Optimization and Modeling of Quadrupole Orbitrap Parameters for Sensitive Analysis toward Single-Cell Proteomics

Single-cell proteomics represents a field of extremely sensitive proteomic analysis, owing to the minute amount of yet complex proteins in a single cell. Without amplification potential as of nucleic acids, single-cell mass spectrometry (MS) analysis demands special instrumentation running with optimized parameters to maximize the sensitivity and throughput for comprehensive proteomic discovery. To facilitate such analysis, we here investigated two factors critical to peptide sequencing and protein detection in shotgun proteomics, i.e. precursor ion isolation window (IW) and maximum precursor ion injection time (ITmax), on an ultrahigh-field quadrupole Orbitrap (Q-Exactive HF). Counterintuitive to the frequently used proteomic parameters for bulk samples (>100 ng), our experimental data and subsequent modeling suggested a universally optimal IW of 4.0 Th for sample quantity ranging from 100 ng to 1 ng, and a sample-quantity dependent ITmax of more than 250 ms for 1-ng samples. Compared with the benchmark condition of IW = 2.0 Th and ITmax = 50 ms, our optimization generated up to 300% increase to the detected protein groups for 1-ng samples. The additionally identified proteins allowed deeper penetration of proteome for better revealing crucial cellular functions such as signaling and cell adhesion. We hope this effort can prompt single-cell and trace proteomic analysis and enable a rational selection of MS parameters.

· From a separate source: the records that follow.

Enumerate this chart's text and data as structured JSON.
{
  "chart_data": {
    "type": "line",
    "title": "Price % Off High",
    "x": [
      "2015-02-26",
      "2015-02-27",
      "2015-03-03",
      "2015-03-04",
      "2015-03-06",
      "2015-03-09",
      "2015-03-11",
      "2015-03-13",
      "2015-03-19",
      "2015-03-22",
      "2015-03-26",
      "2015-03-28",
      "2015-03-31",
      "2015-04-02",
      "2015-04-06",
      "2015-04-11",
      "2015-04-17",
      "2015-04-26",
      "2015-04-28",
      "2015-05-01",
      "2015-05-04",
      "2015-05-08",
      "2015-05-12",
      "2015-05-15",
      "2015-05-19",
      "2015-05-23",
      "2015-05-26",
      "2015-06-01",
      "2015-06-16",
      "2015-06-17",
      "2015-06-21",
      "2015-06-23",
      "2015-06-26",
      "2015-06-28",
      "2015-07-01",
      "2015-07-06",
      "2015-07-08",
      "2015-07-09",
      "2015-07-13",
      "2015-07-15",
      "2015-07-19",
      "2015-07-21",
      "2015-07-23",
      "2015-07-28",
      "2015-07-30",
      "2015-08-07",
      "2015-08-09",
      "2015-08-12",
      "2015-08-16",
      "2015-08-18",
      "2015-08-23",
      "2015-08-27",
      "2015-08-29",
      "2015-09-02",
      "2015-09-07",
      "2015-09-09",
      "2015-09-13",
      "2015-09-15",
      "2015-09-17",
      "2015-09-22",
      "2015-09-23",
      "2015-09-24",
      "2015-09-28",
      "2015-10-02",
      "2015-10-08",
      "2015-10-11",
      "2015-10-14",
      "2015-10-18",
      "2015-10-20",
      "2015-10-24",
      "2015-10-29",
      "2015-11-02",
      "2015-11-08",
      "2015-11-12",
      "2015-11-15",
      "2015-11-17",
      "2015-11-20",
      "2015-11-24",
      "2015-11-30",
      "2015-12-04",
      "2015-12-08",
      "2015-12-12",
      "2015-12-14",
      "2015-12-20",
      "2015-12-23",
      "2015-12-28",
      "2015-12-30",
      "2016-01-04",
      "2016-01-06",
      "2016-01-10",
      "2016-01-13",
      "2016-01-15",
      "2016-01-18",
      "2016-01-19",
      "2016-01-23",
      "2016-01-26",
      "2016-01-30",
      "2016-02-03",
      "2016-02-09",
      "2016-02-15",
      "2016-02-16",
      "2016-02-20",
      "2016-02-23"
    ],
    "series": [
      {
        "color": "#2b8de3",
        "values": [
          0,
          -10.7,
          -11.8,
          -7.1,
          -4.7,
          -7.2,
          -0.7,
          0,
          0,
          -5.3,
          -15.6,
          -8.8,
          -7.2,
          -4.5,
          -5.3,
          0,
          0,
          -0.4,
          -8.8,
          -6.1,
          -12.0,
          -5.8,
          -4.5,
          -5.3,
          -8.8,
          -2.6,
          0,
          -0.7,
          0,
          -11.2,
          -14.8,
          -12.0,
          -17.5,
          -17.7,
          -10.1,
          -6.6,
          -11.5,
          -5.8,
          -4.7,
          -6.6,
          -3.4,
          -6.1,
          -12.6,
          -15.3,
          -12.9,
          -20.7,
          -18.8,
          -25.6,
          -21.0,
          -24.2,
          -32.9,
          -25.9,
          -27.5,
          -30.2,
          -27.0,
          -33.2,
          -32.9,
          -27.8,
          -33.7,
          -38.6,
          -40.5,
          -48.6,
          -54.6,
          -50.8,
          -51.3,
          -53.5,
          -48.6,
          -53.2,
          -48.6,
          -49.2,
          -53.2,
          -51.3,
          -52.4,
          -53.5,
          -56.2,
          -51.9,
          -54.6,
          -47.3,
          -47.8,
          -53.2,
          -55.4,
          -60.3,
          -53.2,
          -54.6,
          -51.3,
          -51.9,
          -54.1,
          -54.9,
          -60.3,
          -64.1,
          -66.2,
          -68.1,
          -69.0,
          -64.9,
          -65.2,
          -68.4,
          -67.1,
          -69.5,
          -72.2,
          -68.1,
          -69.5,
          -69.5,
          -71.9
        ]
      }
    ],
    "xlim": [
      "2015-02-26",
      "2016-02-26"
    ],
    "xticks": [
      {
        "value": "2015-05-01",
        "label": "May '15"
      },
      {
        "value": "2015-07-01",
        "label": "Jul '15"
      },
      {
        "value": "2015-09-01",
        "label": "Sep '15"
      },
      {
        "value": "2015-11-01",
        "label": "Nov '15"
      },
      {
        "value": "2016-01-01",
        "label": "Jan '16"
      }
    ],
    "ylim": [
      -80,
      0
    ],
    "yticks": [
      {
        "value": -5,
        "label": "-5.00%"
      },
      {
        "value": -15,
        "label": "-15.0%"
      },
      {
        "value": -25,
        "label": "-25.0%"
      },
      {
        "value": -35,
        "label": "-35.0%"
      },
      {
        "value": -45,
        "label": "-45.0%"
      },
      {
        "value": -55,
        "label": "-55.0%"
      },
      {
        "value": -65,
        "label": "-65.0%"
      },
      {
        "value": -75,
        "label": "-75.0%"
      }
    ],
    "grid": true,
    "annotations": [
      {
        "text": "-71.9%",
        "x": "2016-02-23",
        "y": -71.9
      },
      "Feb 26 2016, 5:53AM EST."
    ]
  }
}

单细胞蛋白质组学（single-cell proteomics）是一类极具灵敏度的蛋白质组分析领域，其核心挑战源于单个细胞内蛋白质含量极微且组成复杂。由于无法像核酸那样实现扩增，单细胞质谱（mass spectrometry, MS）分析需要采用经过参数优化的专用仪器，以最大化分析灵敏度与通量，实现全面的蛋白质组鉴定。为助力此类分析，本研究在超高场四极杆轨道阱（ultrahigh-field quadrupole Orbitrap, Q-Exactive HF）质谱仪上，探究了鸟枪法蛋白质组学中肽段测序与蛋白质鉴定的两个关键因素：前体离子隔离窗口（precursor ion isolation window, IW）与最大前体离子注入时间（maximum precursor ion injection time, ITmax）。相较于常规应用于大量样本（>100 ng）的蛋白质组学参数，本研究的实验数据与后续建模结果表明：对于1 ng至100 ng的样本量，通用最优前体离子隔离窗口为4.0 Th；而1 ng样本的最大前体离子注入时间需大于250 ms，且该参数随样本量变化而调整。相较于基准参数设置（IW=2.0 Th、ITmax=50 ms），本研究的优化方案可使1 ng样本的鉴定蛋白质组群数量增幅最高达300%。新增鉴定出的蛋白质可实现更深度的蛋白质组覆盖，从而更好地揭示信号传导、细胞黏附等关键细胞功能。本研究希望能够推动单细胞与微量蛋白质组分析领域的发展，并为质谱参数的合理选择提供参考依据。